R.L. VanLandingham to be honored by Grady College

GRADY COLLEGE DEAN E. Culpepper (Cully) Clark points to a photograph of the late R.L. VanLandingham featured in The Atlanta Journal from November 1941. VanLandingham, the late associate editor of The Cairo Messenger, had written a feature article on the Grady College at the University of Georgia where he was a student at the time, and it was published by the Atlanta newspaper. Dean Clark presented a copy of the feature to the VanLandingham family and one to The Cairo Messenger last week during a
Robert VanLandingham will be one of 10 alumni and friends of the University of Georgia Grady College of Journalism and Mass Communication inducted into the 2011 Grady Fellowship. The ceremony is scheduled for Nov. 17 at UGA’s Georgia Center for Continuing Education. Of the 10 inductees, VanLandingham is one of three to be inducted posthumously into the fellowship’s Sanford Circle, which “honors absent friends whose achievements and generosity of spirit remain with Grady,” according to a news release.
Further paying homage to VanLandingham, Grady College Dean Cully Clark traveled to Cairo last week and presented the surviving family and The Messenger with a copy of a Nov. 16, 1941 Atlanta Journal feature written by VanLandingham. The presentation took place at the Cairo-Grady County Chamber of Commerce.
The article, which outlined work of Grady College students, featured VanLandingham’s byline, a major accomplishment for a young journalist who had then yet to graduate college.
Dean Clark, also a Grady County native, shared fond memories, both personal and professional, of VanLandingham during the presentation.
“We have people in our lives who don’t know in what awe and inspiration they are held, and Bobby is one of those for me,” he said, recalling being a student in VanLandingham’s Sunday School class as a youngster.
“Bobby is a journalist. When he left the dealership in 1982 he fell back in love with what he set out to be in the 1940s at Grady College. Throughout the 80s, he had a running commentary on the Reagan years and its impact on Grady County that was Pulitzer Prize-quality, and when Bobby wrote for The Cairo Messenger there was no better community paper in the world.”
VanLandingham was born in Cairo on March 6, 1921 to the late Robert Roscoe and Mabel Maxwell VanLandingham.
He graduated from Cairo High School in 1938; Wingate Junior College, Wingate, N.C., in 1940; and from the UGA Grady College in 1942.
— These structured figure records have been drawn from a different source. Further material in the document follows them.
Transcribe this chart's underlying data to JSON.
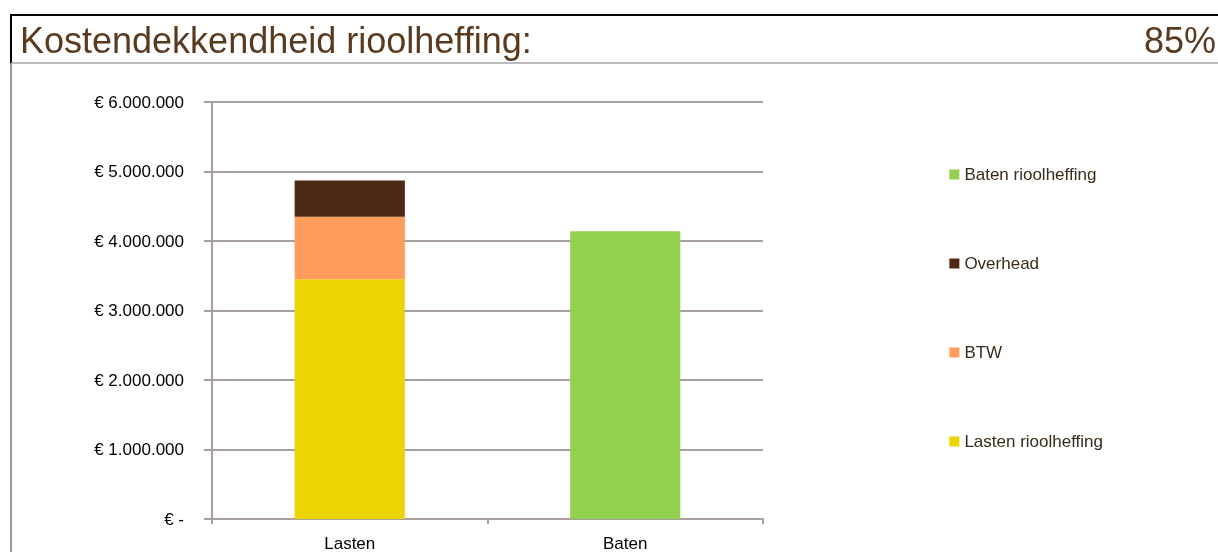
{
  "chart_data": {
    "type": "bar",
    "title": "Kostendekkendheid rioolheffing:",
    "annotations": [
      "85%"
    ],
    "categories": [
      "Lasten",
      "Baten"
    ],
    "stacked": true,
    "series": [
      {
        "name": "Lasten rioolheffing",
        "color": "#ecd400",
        "values": [
          3450000,
          null
        ]
      },
      {
        "name": "BTW",
        "color": "#ff9b5b",
        "values": [
          900000,
          null
        ]
      },
      {
        "name": "Overhead",
        "color": "#4c2815",
        "values": [
          520000,
          null
        ]
      },
      {
        "name": "Baten rioolheffing",
        "color": "#92d050",
        "values": [
          null,
          4140000
        ]
      }
    ],
    "ylim": [
      0,
      6000000
    ],
    "yticks": [
      {
        "value": 0,
        "label": "€ -"
      },
      {
        "value": 1000000,
        "label": "€ 1.000.000"
      },
      {
        "value": 2000000,
        "label": "€ 2.000.000"
      },
      {
        "value": 3000000,
        "label": "€ 3.000.000"
      },
      {
        "value": 4000000,
        "label": "€ 4.000.000"
      },
      {
        "value": 5000000,
        "label": "€ 5.000.000"
      },
      {
        "value": 6000000,
        "label": "€ 6.000.000"
      }
    ],
    "grid": "y",
    "legend": "right"
  }
}
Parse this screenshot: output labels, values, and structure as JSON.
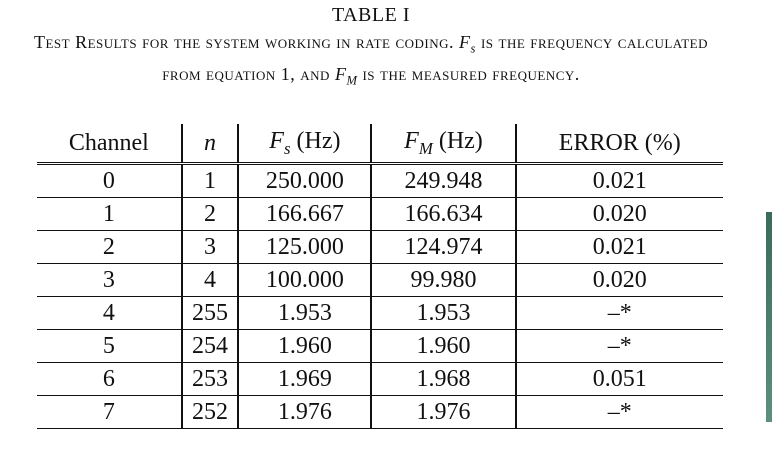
{
  "table": {
    "title": "TABLE I",
    "caption_parts": {
      "p1": "Test Results for the system working in rate coding. ",
      "fs": "F",
      "fs_sub": "s",
      "p2": " is the frequency calculated from equation 1, and ",
      "fm": "F",
      "fm_sub": "M",
      "p3": " is the measured frequency."
    },
    "headers": {
      "channel": "Channel",
      "n": "n",
      "fs": "F",
      "fs_sub": "s",
      "fs_unit": " (Hz)",
      "fm": "F",
      "fm_sub": "M",
      "fm_unit": " (Hz)",
      "error": "ERROR (%)"
    },
    "rows": [
      {
        "channel": "0",
        "n": "1",
        "fs": "250.000",
        "fm": "249.948",
        "error": "0.021"
      },
      {
        "channel": "1",
        "n": "2",
        "fs": "166.667",
        "fm": "166.634",
        "error": "0.020"
      },
      {
        "channel": "2",
        "n": "3",
        "fs": "125.000",
        "fm": "124.974",
        "error": "0.021"
      },
      {
        "channel": "3",
        "n": "4",
        "fs": "100.000",
        "fm": "99.980",
        "error": "0.020"
      },
      {
        "channel": "4",
        "n": "255",
        "fs": "1.953",
        "fm": "1.953",
        "error": "–*"
      },
      {
        "channel": "5",
        "n": "254",
        "fs": "1.960",
        "fm": "1.960",
        "error": "–*"
      },
      {
        "channel": "6",
        "n": "253",
        "fs": "1.969",
        "fm": "1.968",
        "error": "0.051"
      },
      {
        "channel": "7",
        "n": "252",
        "fs": "1.976",
        "fm": "1.976",
        "error": "–*"
      }
    ]
  }
}
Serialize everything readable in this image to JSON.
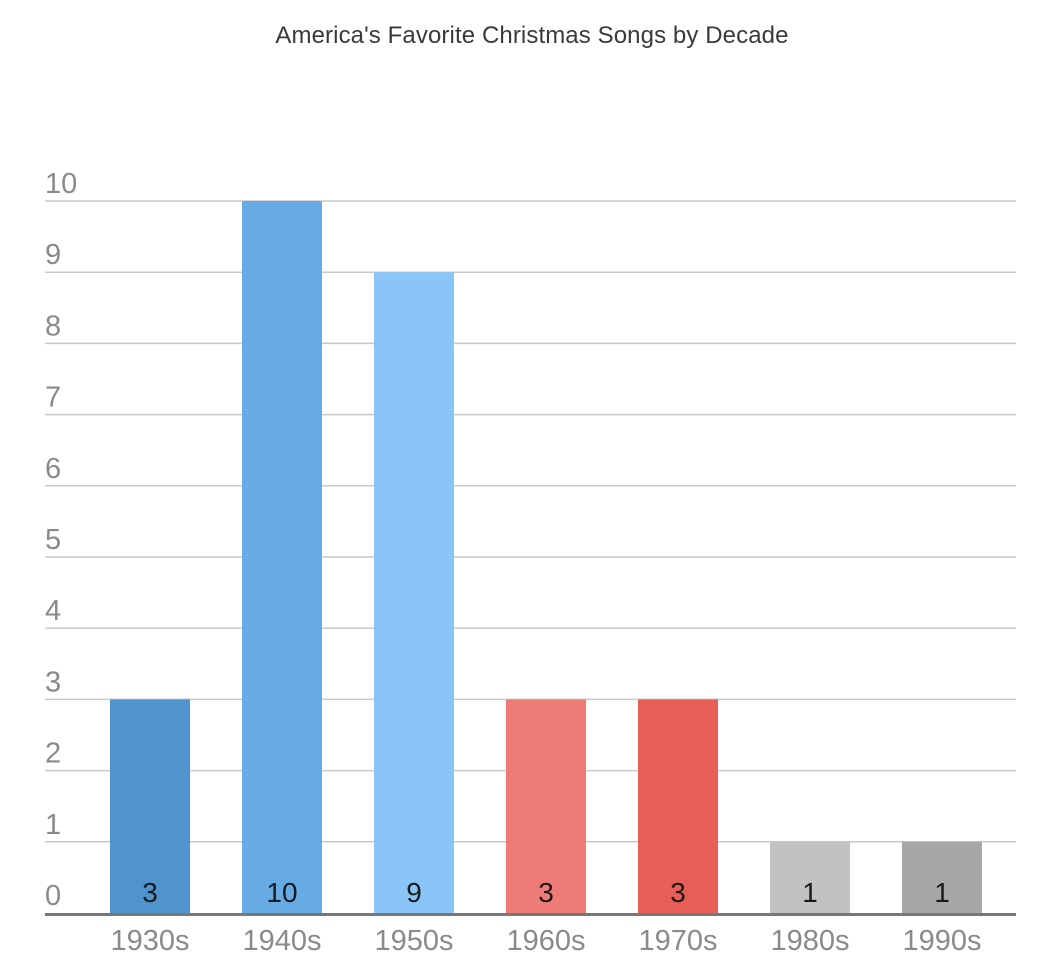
{
  "chart_data": {
    "type": "bar",
    "title": "America's Favorite Christmas Songs by Decade",
    "categories": [
      "1930s",
      "1940s",
      "1950s",
      "1960s",
      "1970s",
      "1980s",
      "1990s"
    ],
    "values": [
      3,
      10,
      9,
      3,
      3,
      1,
      1
    ],
    "bar_colors": [
      "#4f94cf",
      "#67abe6",
      "#89c6f7",
      "#ef7b77",
      "#e85f57",
      "#c2c2c2",
      "#a7a7a7"
    ],
    "xlabel": "",
    "ylabel": "",
    "ylim": [
      0,
      10
    ],
    "yticks": [
      "0",
      "1",
      "2",
      "3",
      "4",
      "5",
      "6",
      "7",
      "8",
      "9",
      "10"
    ],
    "data_labels": [
      "3",
      "10",
      "9",
      "3",
      "3",
      "1",
      "1"
    ],
    "grid": true,
    "legend": "none"
  }
}
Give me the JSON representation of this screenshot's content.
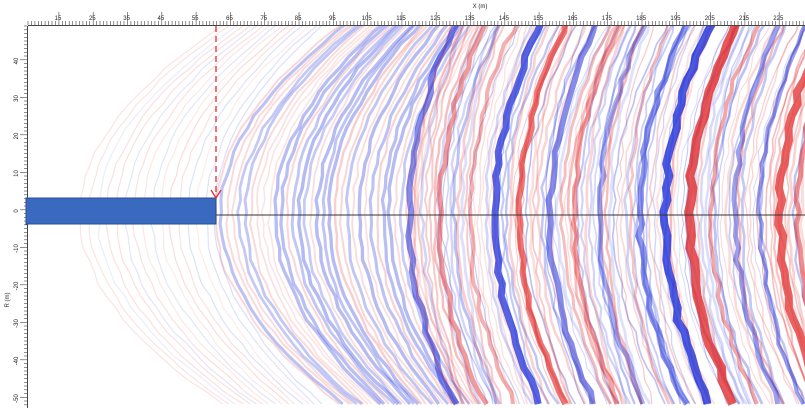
{
  "x_axis": {
    "title": "X (m)",
    "tick_labels": [
      "15",
      "25",
      "35",
      "45",
      "55",
      "65",
      "75",
      "85",
      "95",
      "105",
      "115",
      "125",
      "135",
      "145",
      "155",
      "165",
      "175",
      "185",
      "195",
      "205",
      "215",
      "225"
    ]
  },
  "y_axis": {
    "title": "R (m)",
    "tick_labels": [
      "40",
      "30",
      "20",
      "10",
      "0",
      "-10",
      "-20",
      "-30",
      "-40",
      "-50"
    ]
  },
  "colors": {
    "background": "#ffffff",
    "positive": "#e02020",
    "negative": "#1f2fd8",
    "probe_bar": "#3a6ac0",
    "marker_line": "#e03030",
    "horizon_line": "#333333"
  },
  "elements": {
    "probe_bar": "rectangular marker bar",
    "scan_line": "dashed red vertical marker",
    "horizon": "horizontal reference line"
  }
}
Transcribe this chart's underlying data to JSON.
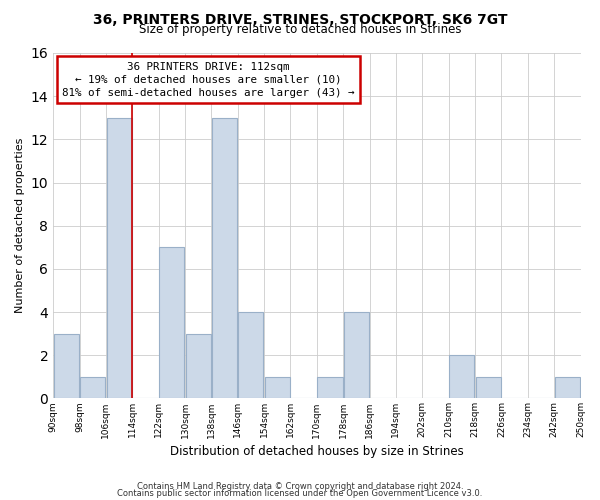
{
  "title": "36, PRINTERS DRIVE, STRINES, STOCKPORT, SK6 7GT",
  "subtitle": "Size of property relative to detached houses in Strines",
  "xlabel": "Distribution of detached houses by size in Strines",
  "ylabel": "Number of detached properties",
  "bar_color": "#ccd9e8",
  "bar_edge_color": "#9ab0c8",
  "bins": [
    90,
    98,
    106,
    114,
    122,
    130,
    138,
    146,
    154,
    162,
    170,
    178,
    186,
    194,
    202,
    210,
    218,
    226,
    234,
    242,
    250
  ],
  "counts": [
    3,
    1,
    13,
    0,
    7,
    3,
    13,
    4,
    1,
    0,
    1,
    4,
    0,
    0,
    0,
    2,
    1,
    0,
    0,
    1
  ],
  "tick_labels": [
    "90sqm",
    "98sqm",
    "106sqm",
    "114sqm",
    "122sqm",
    "130sqm",
    "138sqm",
    "146sqm",
    "154sqm",
    "162sqm",
    "170sqm",
    "178sqm",
    "186sqm",
    "194sqm",
    "202sqm",
    "210sqm",
    "218sqm",
    "226sqm",
    "234sqm",
    "242sqm",
    "250sqm"
  ],
  "ylim": [
    0,
    16
  ],
  "yticks": [
    0,
    2,
    4,
    6,
    8,
    10,
    12,
    14,
    16
  ],
  "property_bin_edge": 114,
  "ann_line1": "36 PRINTERS DRIVE: 112sqm",
  "ann_line2": "← 19% of detached houses are smaller (10)",
  "ann_line3": "81% of semi-detached houses are larger (43) →",
  "annotation_box_color": "white",
  "annotation_box_edge": "#cc0000",
  "vline_color": "#cc0000",
  "footer1": "Contains HM Land Registry data © Crown copyright and database right 2024.",
  "footer2": "Contains public sector information licensed under the Open Government Licence v3.0.",
  "bg_color": "#ffffff",
  "grid_color": "#cccccc"
}
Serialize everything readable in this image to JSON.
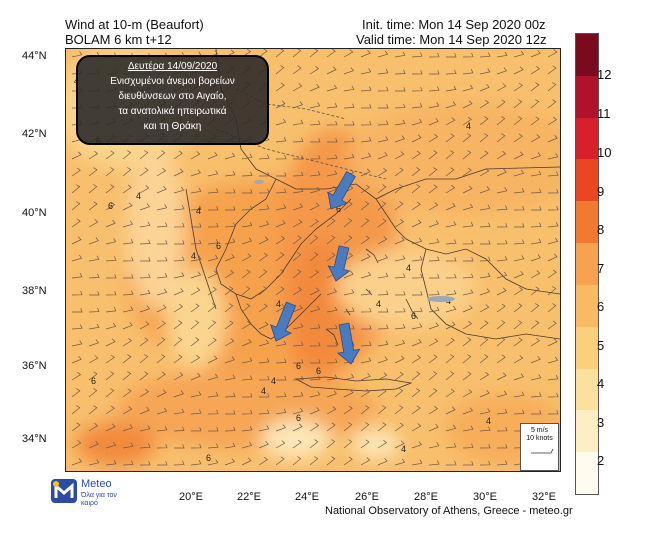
{
  "header": {
    "title_line1": "Wind at 10-m (Beaufort)",
    "title_line2": "BOLAM 6 km t+12",
    "init_time": "Init. time: Mon 14 Sep 2020 00z",
    "valid_time": "Valid time: Mon 14 Sep 2020 12z"
  },
  "annotation": {
    "title": "Δευτέρα 14/09/2020",
    "lines": [
      "Ενισχυμένοι άνεμοι βορείων",
      "διευθύνσεων στο Αιγαίο,",
      "τα ανατολικά ηπειρωτικά",
      "και τη Θράκη"
    ]
  },
  "lat_labels": [
    "44°N",
    "42°N",
    "40°N",
    "38°N",
    "36°N",
    "34°N"
  ],
  "lon_labels": [
    "20°E",
    "22°E",
    "24°E",
    "26°E",
    "28°E",
    "30°E",
    "32°E"
  ],
  "colorbar": {
    "labels": [
      "12",
      "11",
      "10",
      "9",
      "8",
      "7",
      "6",
      "5",
      "4",
      "3",
      "2"
    ],
    "colors": [
      "#7a0a1e",
      "#b0112b",
      "#d81f2c",
      "#ea4623",
      "#f27a30",
      "#f6a24e",
      "#f8bb63",
      "#fad07d",
      "#fbe09e",
      "#fdeec4",
      "#fffbee"
    ]
  },
  "contour_labels": [
    "4",
    "6",
    "6",
    "4",
    "4",
    "6",
    "4",
    "6",
    "4",
    "6",
    "4",
    "4",
    "6",
    "6",
    "4",
    "4",
    "6",
    "6",
    "4",
    "4",
    "6",
    "4",
    "4"
  ],
  "scale_legend": {
    "speed": "5 m/s",
    "knots": "10 knots"
  },
  "logo": {
    "name": "Meteo",
    "tagline": "Όλα για τον καιρό",
    "accent": "#2d4aa5"
  },
  "footer": "National Observatory of Athens, Greece - meteo.gr",
  "arrows_color": "#4a7bc0"
}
After college VanLandingham joined the U.S. Coast Guard, serving aboard an escort frigate in the southwest Pacific.
A working man of varied persuasions, VanLandingham worked as a principal and seventh grade teacher at Calvary School before joining operations of his family business, which was for many years the local dealership for Pontiac cars, International trucks, Farmall tractors and other equipment.
VanLandingham operated the firm until 1982, when he signed on with The Cairo Messenger as a staff writer. He was “instrumental in improving the news content” of Cairo’s community paper, according to his obituary in the July 23, 2003 edition of The Messenger.
“VanLandingham considered The Cairo Messenger ‘his paper’ and this community ‘his community,’ and he had a deep affection and devotion to both institutions,” the obituary reads.
VanLandingham was associate editor for The Messenger from 2000 until his death, July 21, 2003.
In addition to his working life, VanLandingham was involved in a number of local civic and government institutions. He was a lifetime member of the Cairo First United Methodist Church and a charter member of the Cairo Rotary Club.
He served on the Cairo City Council for 16 years and the Grady County Board of Education for 14 years. Strongly committed to and supportive of Grady General Hospital and the local medical community, he served for around 20 years as member and chairman of the Grady County Hospital Authority.
He remained active on the authority and was still its active chairman at his time of death.
He was married to Mary Louise Nelson VanLandingham for 57 years. She preceded him in death Oct. 24, 2001. The two had four sons, Robert, Richard, Thomas and John.
Other 2011 Grady Fellowship inductees include: David Adelman, Decatur; Ed Bastian, Atlanta, Conrad Fink, Athens; Julie Moran, Santa Monica, Calif.; Arnold Punaro, McLean, Va.; Bill Simpson, Athens; and Julie Winskie, New York City. Other Sanford Circle inductees are: Jesse Outlar and Lamar Trotti.